Nulla più. I gridi erano cessati. Giungeva a quando a quando uno sbattere di uscì. Ero , solo. Anche il medico era nella stanza; ma io ero solo. Qualche cosa di straordinario avveniva in me; ma io non ci vedevo ancóra.

- Andate, - mi disse il medico, dolcemente, toccandomi una spalla - andate via di qui. Andate.

Io fui docile; obedii. M'allontanavo per l'andito con lentezza, quando mi sentii di nuovo toccare.
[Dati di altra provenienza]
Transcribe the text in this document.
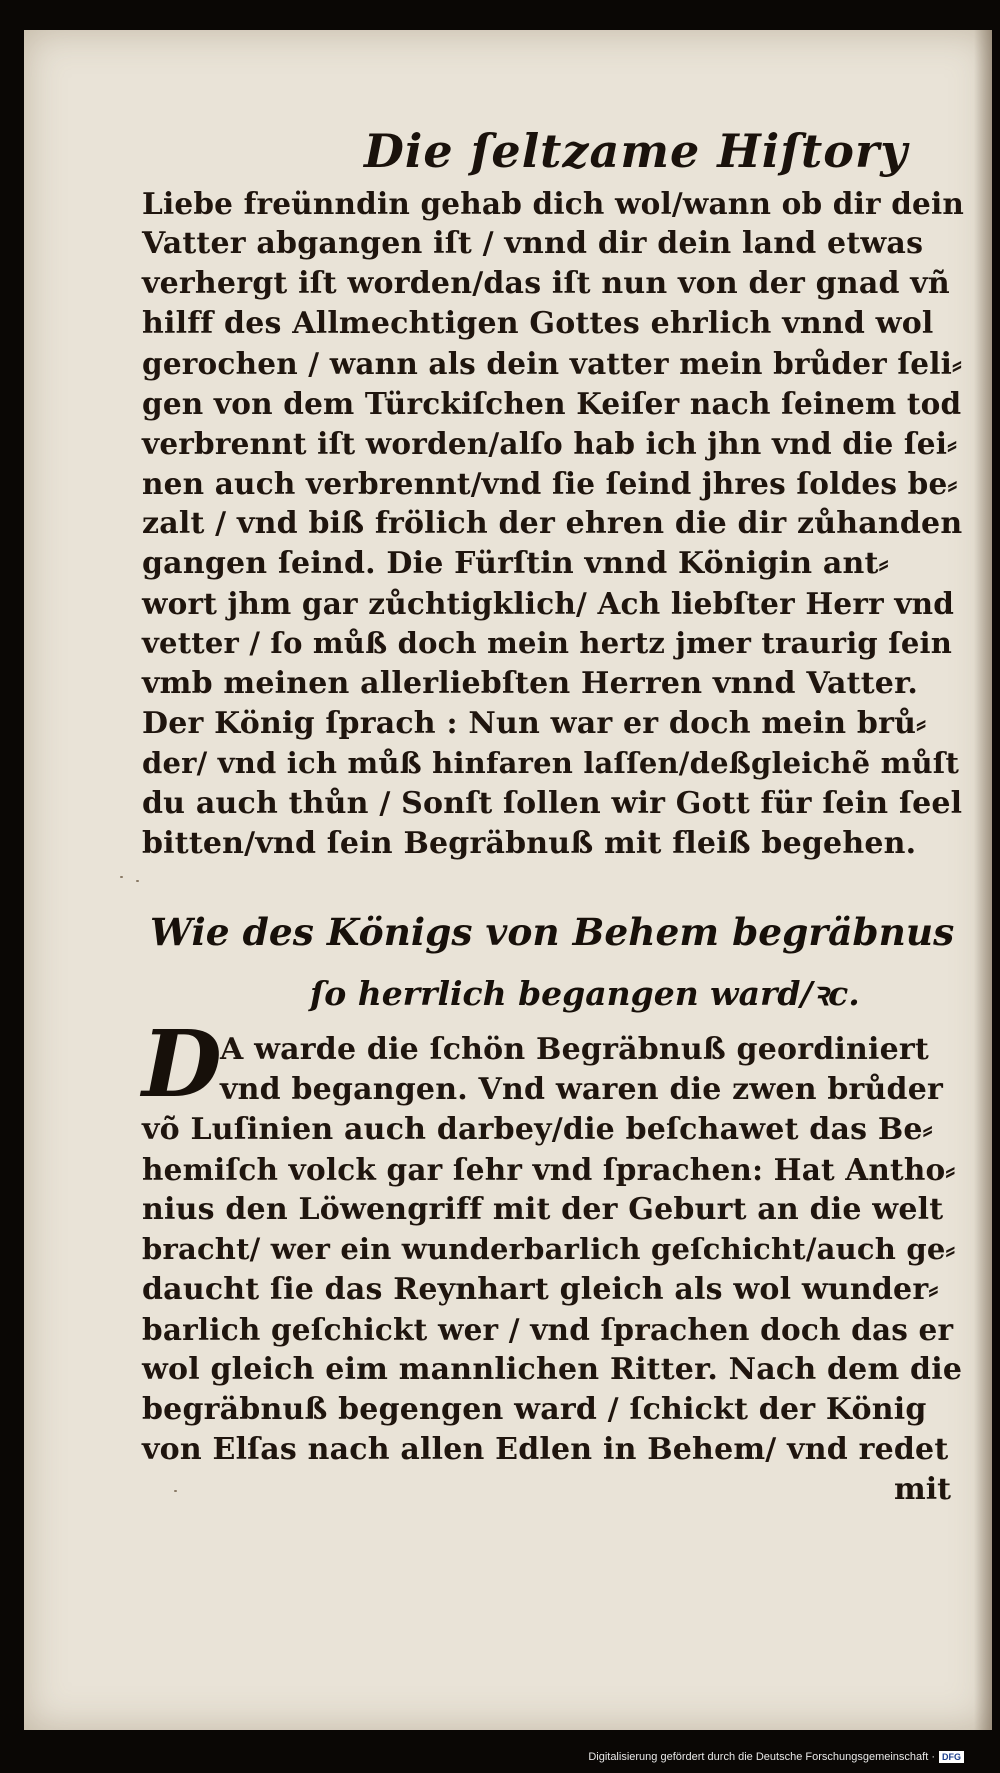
Die ſeltzame Hiſtory
Liebe freünndin gehab dich wol/wann ob dir dein
Vatter abgangen iſt / vnnd dir dein land etwas
verhergt iſt worden/das iſt nun von der gnad vñ
hilff des Allmechtigen Gottes ehrlich vnnd wol
gerochen / wann als dein vatter mein brůder ſeli⸗
gen von dem Türckiſchen Keiſer nach ſeinem tod
verbrennt iſt worden/alſo hab ich jhn vnd die ſei⸗
nen auch verbrennt/vnd ſie ſeind jhres ſoldes be⸗
zalt / vnd biß frölich der ehren die dir zůhanden
gangen ſeind. Die Fürſtin vnnd Königin ant⸗
wort jhm gar zůchtigklich/ Ach liebſter Herr vnd
vetter / ſo můß doch mein hertz jmer traurig ſein
vmb meinen allerliebſten Herren vnnd Vatter.
Der König ſprach : Nun war er doch mein brů⸗
der/ vnd ich můß hinfaren laſſen/deßgleichẽ můſt
du auch thůn / Sonſt ſollen wir Gott für ſein ſeel
bitten/vnd ſein Begräbnuß mit fleiß begehen.
Wie des Königs von Behem begräbnus
ſo herrlich begangen ward/ꝛc.
D
A warde die ſchön Begräbnuß geordiniert
vnd begangen. Vnd waren die zwen brůder
võ Luſinien auch darbey/die beſchawet das Be⸗
hemiſch volck gar ſehr vnd ſprachen: Hat Antho⸗
nius den Löwengriff mit der Geburt an die welt
bracht/ wer ein wunderbarlich geſchicht/auch ge⸗
daucht ſie das Reynhart gleich als wol wunder⸗
barlich geſchickt wer / vnd ſprachen doch das er
wol gleich eim mannlichen Ritter. Nach dem die
begräbnuß begengen ward / ſchickt der König
von Elſas nach allen Edlen in Behem/ vnd redet
mit
Digitalisierung gefördert durch die Deutsche Forschungsgemeinschaft · DFG
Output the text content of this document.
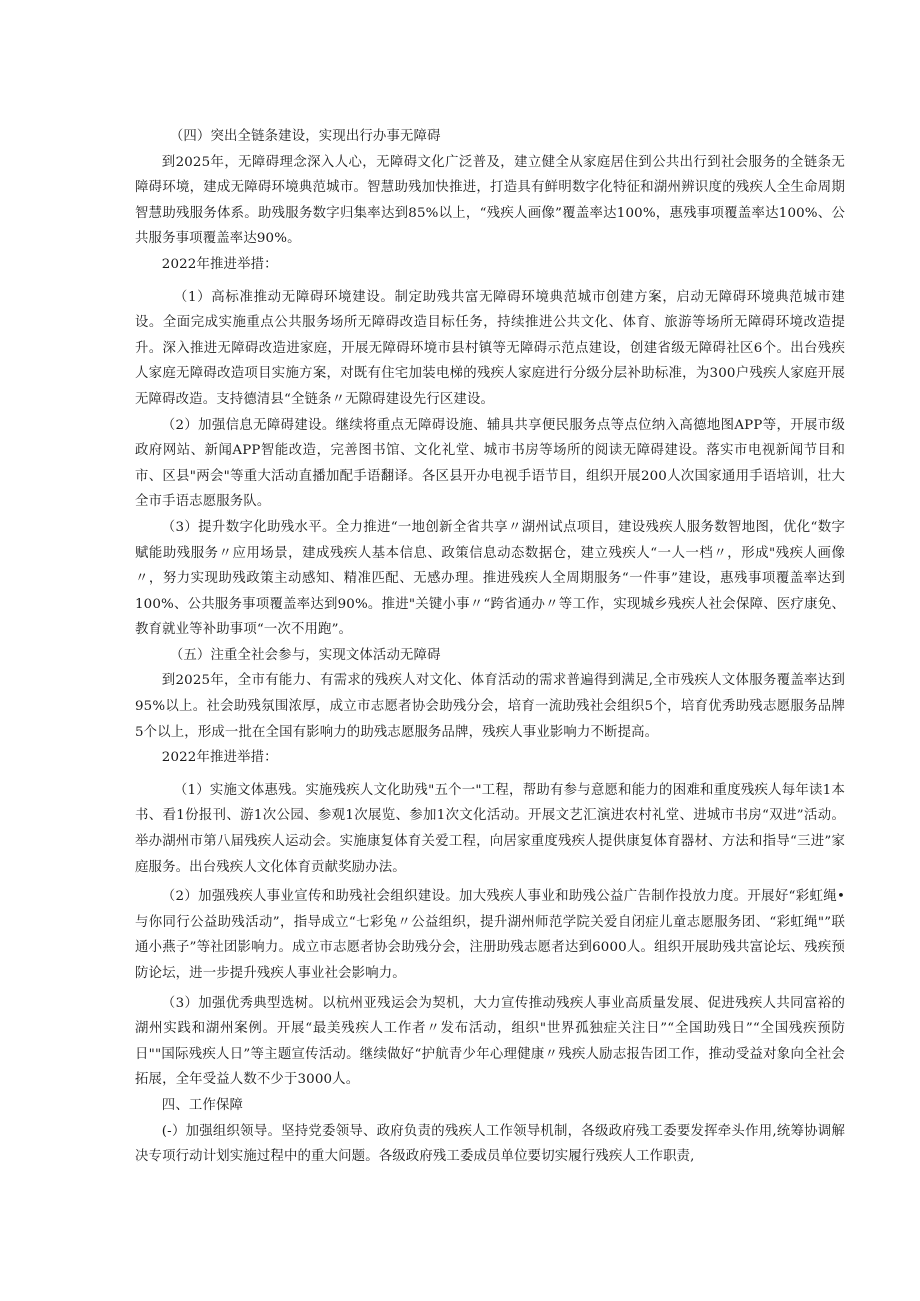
（四）突出全链条建设，实现出行办事无障碍

到2025年，无障碍理念深入人心，无障碍文化广泛普及，建立健全从家庭居住到公共出行到社会服务的全链条无障碍环境，建成无障碍环境典范城市。智慧助残加快推进，打造具有鲜明数字化特征和湖州辨识度的残疾人全生命周期智慧助残服务体系。助残服务数字归集率达到85%以上，“残疾人画像”覆盖率达100%，惠残事项覆盖率达100%、公共服务事项覆盖率达90%。

2022年推进举措：

（1）高标准推动无障碍环境建设。制定助残共富无障碍环境典范城市创建方案，启动无障碍环境典范城市建设。全面完成实施重点公共服务场所无障碍改造目标任务，持续推进公共文化、体育、旅游等场所无障碍环境改造提升。深入推进无障碍改造进家庭，开展无障碍环境市县村镇等无障碍示范点建设，创建省级无障碍社区6个。出台残疾人家庭无障碍改造项目实施方案，对既有住宅加装电梯的残疾人家庭进行分级分层补助标准，为300户残疾人家庭开展无障碍改造。支持德清县“全链条〃无隙碍建设先行区建设。

（2）加强信息无障碍建设。继续将重点无障碍设施、辅具共享便民服务点等点位纳入高德地图APP等，开展市级政府网站、新闻APP智能改造，完善图书馆、文化礼堂、城市书房等场所的阅读无障碍建设。落实市电视新闻节目和市、区县"两会"等重大活动直播加配手语翻译。各区县开办电视手语节目，组织开展200人次国家通用手语培训，壮大全市手语志愿服务队。

（3）提升数字化助残水平。全力推进“一地创新全省共享〃湖州试点项目，建设残疾人服务数智地图，优化“数字赋能助残服务〃应用场景，建成残疾人基本信息、政策信息动态数据仓，建立残疾人“一人一档〃，形成"残疾人画像〃，努力实现助残政策主动感知、精准匹配、无感办理。推进残疾人全周期服务“一件事”建设，惠残事项覆盖率达到100%、公共服务事项覆盖率达到90%。推进"关键小事〃“跨省通办〃等工作，实现城乡残疾人社会保障、医疗康免、教育就业等补助事项“一次不用跑”。

（五）注重全社会参与，实现文体活动无障碍

到2025年，全市有能力、有需求的残疾人对文化、体育活动的需求普遍得到满足,全市残疾人文体服务覆盖率达到95%以上。社会助残氛围浓厚，成立市志愿者协会助残分会，培育一流助残社会组织5个，培育优秀助残志愿服务品牌5个以上，形成一批在全国有影响力的助残志愿服务品牌，残疾人事业影响力不断提高。

2022年推进举措：

（1）实施文体惠残。实施残疾人文化助残"五个一"工程，帮助有参与意愿和能力的困难和重度残疾人每年读1本书、看1份报刊、游1次公园、参观1次展览、参加1次文化活动。开展文艺汇演进农村礼堂、进城市书房“双进”活动。举办湖州市第八届残疾人运动会。实施康复体育关爱工程，向居家重度残疾人提供康复体育器材、方法和指导“三进”家庭服务。出台残疾人文化体育贡献奖励办法。

（2）加强残疾人事业宣传和助残社会组织建设。加大残疾人事业和助残公益广告制作投放力度。开展好“彩虹绳•与你同行公益助残活动”，指导成立“七彩兔〃公益组织，提升湖州师范学院关爱自闭症儿童志愿服务团、“彩虹绳"”联通小燕子”等社团影响力。成立市志愿者协会助残分会，注册助残志愿者达到6000人。组织开展助残共富论坛、残疾预防论坛，进一步提升残疾人事业社会影响力。

（3）加强优秀典型选树。以杭州亚残运会为契机，大力宣传推动残疾人事业高质量发展、促进残疾人共同富裕的湖州实践和湖州案例。开展“最美残疾人工作者〃发布活动，组织"世界孤独症关注日”“全国助残日”“全国残疾预防日""国际残疾人日”等主题宣传活动。继续做好“护航青少年心理健康〃残疾人励志报告团工作，推动受益对象向全社会拓展，全年受益人数不少于3000人。

四、工作保障

(-）加强组织领导。坚持党委领导、政府负责的残疾人工作领导机制，各级政府残工委要发挥牵头作用,统筹协调解决专项行动计划实施过程中的重大问题。各级政府残工委成员单位要切实履行残疾人工作职责,
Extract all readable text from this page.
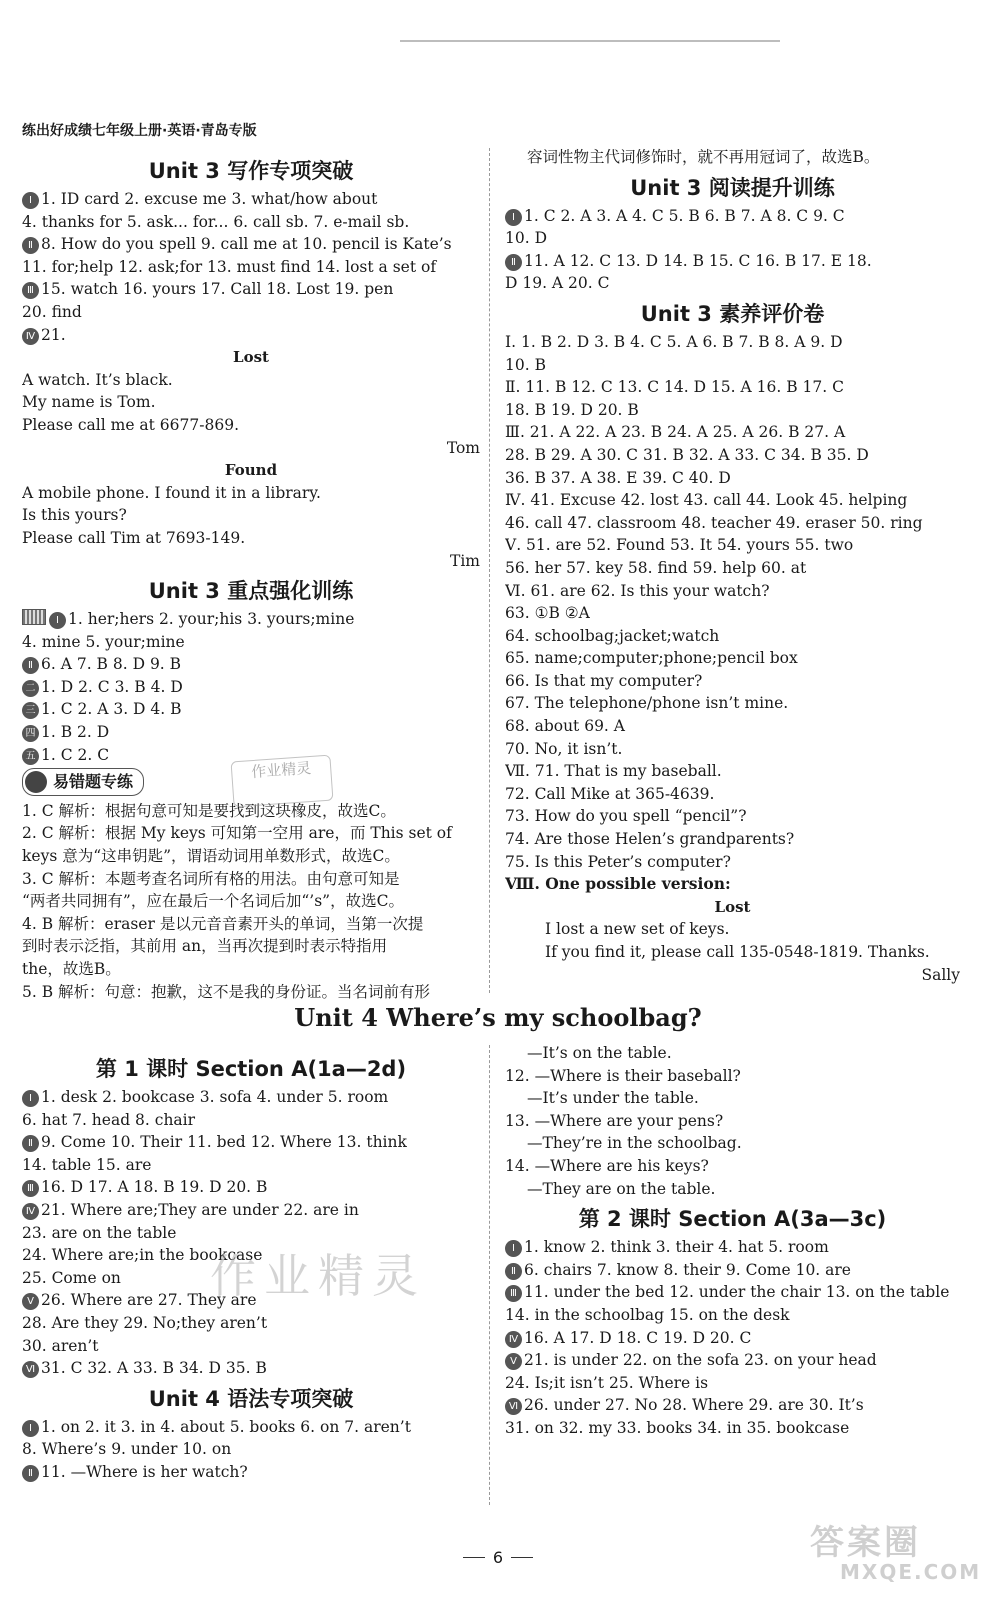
练出好成绩七年级上册·英语·青岛专版
Unit 3 写作专项突破
Ⅰ 1. ID card 2. excuse me 3. what/how about
4. thanks for 5. ask... for... 6. call sb. 7. e-mail sb.
Ⅱ 8. How do you spell 9. call me at 10. pencil is Kate’s
11. for;help 12. ask;for 13. must find 14. lost a set of
Ⅲ 15. watch 16. yours 17. Call 18. Lost 19. pen
20. find
Ⅳ 21.
Lost
A watch. It’s black.
My name is Tom.
Please call me at 6677-869.
Tom
Found
A mobile phone. I found it in a library.
Is this yours?
Please call Tim at 7693-149.
Tim
Unit 3 重点强化训练
Ⅰ 1. her;hers 2. your;his 3. yours;mine
4. mine 5. your;mine
Ⅱ 6. A 7. B 8. D 9. B
二 1. D 2. C 3. B 4. D
三 1. C 2. A 3. D 4. B
四 1. B 2. D
五 1. C 2. C
易错题专练
1. C 解析：根据句意可知是要找到这块橡皮，故选C。
2. C 解析：根据 My keys 可知第一空用 are，而 This set of
keys 意为“这串钥匙”，谓语动词用单数形式，故选C。
3. C 解析：本题考查名词所有格的用法。由句意可知是
“两者共同拥有”，应在最后一个名词后加“’s”，故选C。
4. B 解析：eraser 是以元音音素开头的单词，当第一次提
到时表示泛指，其前用 an，当再次提到时表示特指用
the，故选B。
5. B 解析：句意：抱歉，这不是我的身份证。当名词前有形
作业精灵
容词性物主代词修饰时，就不再用冠词了，故选B。
Unit 3 阅读提升训练
Ⅰ 1. C 2. A 3. A 4. C 5. B 6. B 7. A 8. C 9. C
10. D
Ⅱ 11. A 12. C 13. D 14. B 15. C 16. B 17. E 18.
D 19. A 20. C
Unit 3 素养评价卷
Ⅰ. 1. B 2. D 3. B 4. C 5. A 6. B 7. B 8. A 9. D
10. B
Ⅱ. 11. B 12. C 13. C 14. D 15. A 16. B 17. C
18. B 19. D 20. B
Ⅲ. 21. A 22. A 23. B 24. A 25. A 26. B 27. A
28. B 29. A 30. C 31. B 32. A 33. C 34. B 35. D
36. B 37. A 38. E 39. C 40. D
Ⅳ. 41. Excuse 42. lost 43. call 44. Look 45. helping
46. call 47. classroom 48. teacher 49. eraser 50. ring
Ⅴ. 51. are 52. Found 53. It 54. yours 55. two
56. her 57. key 58. find 59. help 60. at
Ⅵ. 61. are 62. Is this your watch?
63. ①B ②A
64. schoolbag;jacket;watch
65. name;computer;phone;pencil box
66. Is that my computer?
67. The telephone/phone isn’t mine.
68. about 69. A
70. No, it isn’t.
Ⅶ. 71. That is my baseball.
72. Call Mike at 365-4639.
73. How do you spell “pencil”?
74. Are those Helen’s grandparents?
75. Is this Peter’s computer?
Ⅷ. One possible version:
Lost
I lost a new set of keys.
If you find it, please call 135-0548-1819. Thanks.
Sally
Unit 4 Where’s my schoolbag?
第 1 课时 Section A(1a—2d)
Ⅰ 1. desk 2. bookcase 3. sofa 4. under 5. room
6. hat 7. head 8. chair
Ⅱ 9. Come 10. Their 11. bed 12. Where 13. think
14. table 15. are
Ⅲ 16. D 17. A 18. B 19. D 20. B
Ⅳ 21. Where are;They are under 22. are in
23. are on the table
24. Where are;in the bookcase
25. Come on
Ⅴ 26. Where are 27. They are
28. Are they 29. No;they aren’t
30. aren’t
Ⅵ 31. C 32. A 33. B 34. D 35. B
Unit 4 语法专项突破
Ⅰ 1. on 2. it 3. in 4. about 5. books 6. on 7. aren’t
8. Where’s 9. under 10. on
Ⅱ 11. —Where is her watch?
作业精灵
—It’s on the table.
12. —Where is their baseball?
—It’s under the table.
13. —Where are your pens?
—They’re in the schoolbag.
14. —Where are his keys?
—They are on the table.
第 2 课时 Section A(3a—3c)
Ⅰ 1. know 2. think 3. their 4. hat 5. room
Ⅱ 6. chairs 7. know 8. their 9. Come 10. are
Ⅲ 11. under the bed 12. under the chair 13. on the table
14. in the schoolbag 15. on the desk
Ⅳ 16. A 17. D 18. C 19. D 20. C
Ⅴ 21. is under 22. on the sofa 23. on your head
24. Is;it isn’t 25. Where is
Ⅵ 26. under 27. No 28. Where 29. are 30. It’s
31. on 32. my 33. books 34. in 35. bookcase
6	答案圈
MXQE.COM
Ed era Federico; e mi abbracciò. Ma io non piansi, non provai una commozione forte, non compresi le parole ch'egli proferiva. Udii però nominare Giuliana.

- Conducimi da Giuliana - gli dissi.

Misi il braccio sotto il suo, mi lasciai condurre come un cieco.

Quando fummo d'innanzi alla porta gli dissi:

- Lasciami.

Egli mi strinse forte il braccio; poi mi lasciò. Entrai solo.